Он снова обнял ее, прижал к себе еще крепче и, задыхаясь от душивших его слез, поцеловал ее долгим поцелуем в уста.
– Жорж! – шептала она.
– Прощай! – проговорил он, удаляясь.
Регина, оставшись одна, опустилась на колени в слезах.
XVI
С отпадения Бурмона прошло три дня – печальные дни, которые образуют одно кровавое пятно.
16 июня – Линьи, Катр-Бра; 17-го – Жамблу, Мезон-дю-Руа; 18-го – Ватерлоо, поражение, погром, бегство!
Шарра, историк, Мишле и Гюго, поэты и ясновидящие, рассказывают про эти ужасы.
После безумного сопротивления, великого по силе отчаяния, после потрясающей агонии, в которой каждый крик превращался в предсмертный хрип, на тысячи людей снизошло чувство ужаса, этой неизбежности смерти, нечто, напоминающее собою то, чего так страшились наши предки галлы: небо падает!
Исступление страха, безумие ужаса, бегство с быстротой вихря, оторвавшаяся лавина, осколки которой в неправильном коловращении нагоняют один другого, подпрыгивают, разбиваются, заслоняют путь по скату, по которому их влечет, разбиваются о всякое препятствие, отскакивают, чтобы упасть с высоты в пропасть и в ней превратиться в бесформенную массу.
Здесь оторванная масса – люди, то, что несется в этом обвале, это живое мясо, которое чувствует каждый разрыв, страдает от всякого удара, обливается кровью от всякого падения. Более дикий, чем ураган, победитель целым рядом жестокостей преследует эту толпу побежденных, эту дичь, которую охотник затравляет, остервенелый победитель накидывается на усталость, растерянность, боязнь, на погибшую волю, на убитую энергию, на стадо, преследуемое кошмаром паники.
Никто ничего не видит, не сознает, не думает, и все только бегут: это не трусость, это эпилепсия ужаса.
Только бы уйти далеко-далеко; идут по тем, кто упал, роняют тех, кто остановился. Сзади неприятель – солдат, превратившийся в мясника.
Кого настигнут, того саблей по голове, острием в бок, пистолетом в висок.
И обезумевшая толпа несется галопом, который ускоряли крики ненависти и рычанья, по полям, дорогам, деревням…
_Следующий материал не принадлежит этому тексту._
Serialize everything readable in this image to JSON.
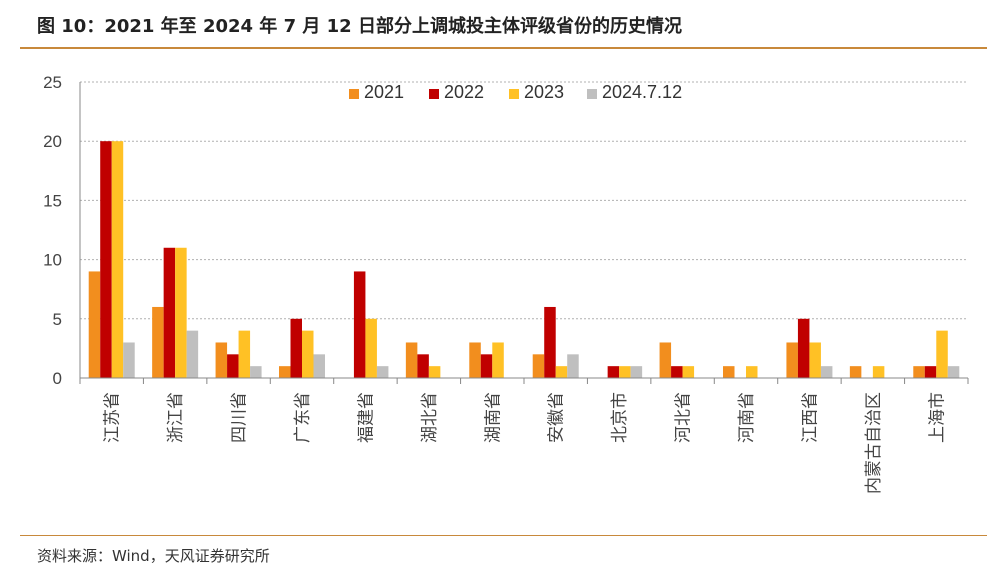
{
  "title": "图 10：2021 年至 2024 年 7 月 12 日部分上调城投主体评级省份的历史情况",
  "source": "资料来源：Wind，天风证券研究所",
  "colors": {
    "rule": "#c8893b",
    "series": [
      "#f28e1e",
      "#c00000",
      "#ffc125",
      "#bfbfbf"
    ]
  },
  "chart_data": {
    "type": "bar",
    "ylim": [
      0,
      25
    ],
    "yticks": [
      0,
      5,
      10,
      15,
      20,
      25
    ],
    "grid": true,
    "legend_position": "top-center",
    "categories": [
      "江苏省",
      "浙江省",
      "四川省",
      "广东省",
      "福建省",
      "湖北省",
      "湖南省",
      "安徽省",
      "北京市",
      "河北省",
      "河南省",
      "江西省",
      "内蒙古自治区",
      "上海市"
    ],
    "series": [
      {
        "name": "2021",
        "values": [
          9,
          6,
          3,
          1,
          0,
          3,
          3,
          2,
          0,
          3,
          1,
          3,
          1,
          1
        ]
      },
      {
        "name": "2022",
        "values": [
          20,
          11,
          2,
          5,
          9,
          2,
          2,
          6,
          1,
          1,
          0,
          5,
          0,
          1
        ]
      },
      {
        "name": "2023",
        "values": [
          20,
          11,
          4,
          4,
          5,
          1,
          3,
          1,
          1,
          1,
          1,
          3,
          1,
          4
        ]
      },
      {
        "name": "2024.7.12",
        "values": [
          3,
          4,
          1,
          2,
          1,
          0,
          0,
          2,
          1,
          0,
          0,
          1,
          0,
          1
        ]
      }
    ]
  }
}
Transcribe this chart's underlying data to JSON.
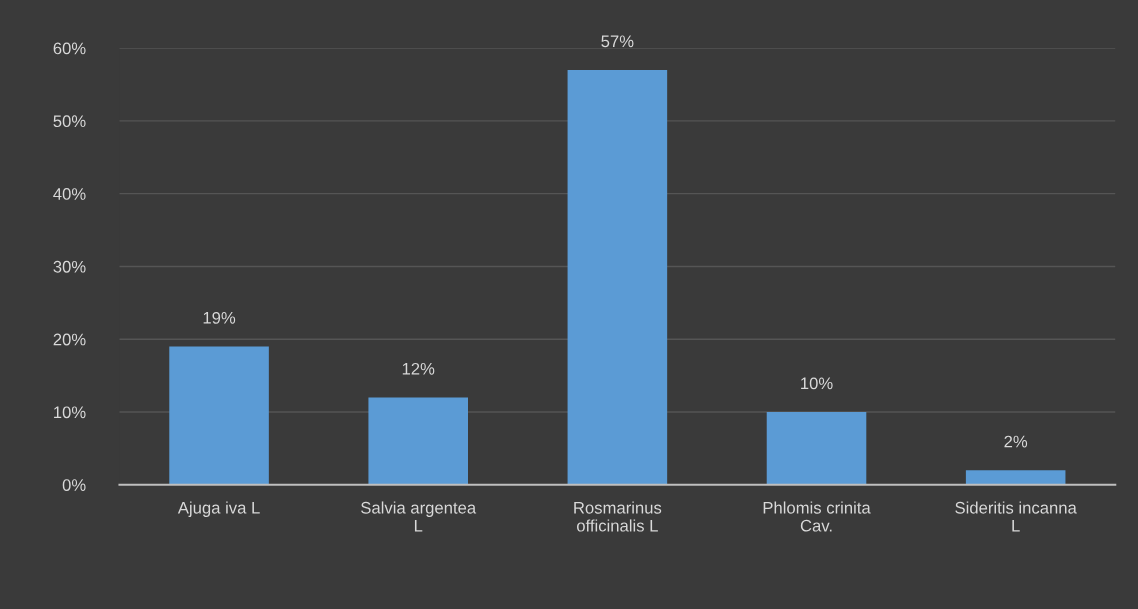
{
  "chart_data": {
    "type": "bar",
    "categories": [
      "Ajuga iva L",
      "Salvia argentea\nL",
      "Rosmarinus\nofficinalis L",
      "Phlomis crinita\nCav.",
      "Sideritis incanna\nL"
    ],
    "values": [
      19,
      12,
      57,
      10,
      2
    ],
    "value_labels": [
      "19%",
      "12%",
      "57%",
      "10%",
      "2%"
    ],
    "color": "#5b9bd5",
    "ylim": [
      0,
      60
    ],
    "yticks": [
      {
        "value": 0,
        "label": "0%"
      },
      {
        "value": 10,
        "label": "10%"
      },
      {
        "value": 20,
        "label": "20%"
      },
      {
        "value": 30,
        "label": "30%"
      },
      {
        "value": 40,
        "label": "40%"
      },
      {
        "value": 50,
        "label": "50%"
      },
      {
        "value": 60,
        "label": "60%"
      }
    ],
    "grid": "y",
    "legend": false
  }
}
Пять часов уже продолжается это бегство, пять часов уже слышится сзади преследование смерти, раненые падают, их убивают.
Как при страшной боли страданий иногда все тело вытягивается, так и тут: люди остановились в Жемаппе. Впереди Лобау. Надо образовать плотину перед потоком; перед входом в деревню сваливают телеги, фургоны, толстые доски, даже мебель, все это наваливается как попало, все скважины заполняются трупами. И за этой импровизированной стеной все замирают в ужасе, а солдаты погибают за то, что остановились.
Но напрасная надежда – неприятель! Стреляют по смерчу, который стремительно прорывается через препятствие. Ружейные приклады поднимаются, огонь пороха мелькает в ночной тьме, точно молния, отражаясь в свежей крови.
И в этот ретраншемент, который не выдерживает и который люди подпирают руками, врывается картечь, разрывает все, точно гигантский дог, который изорвал бы зубами все в клочки.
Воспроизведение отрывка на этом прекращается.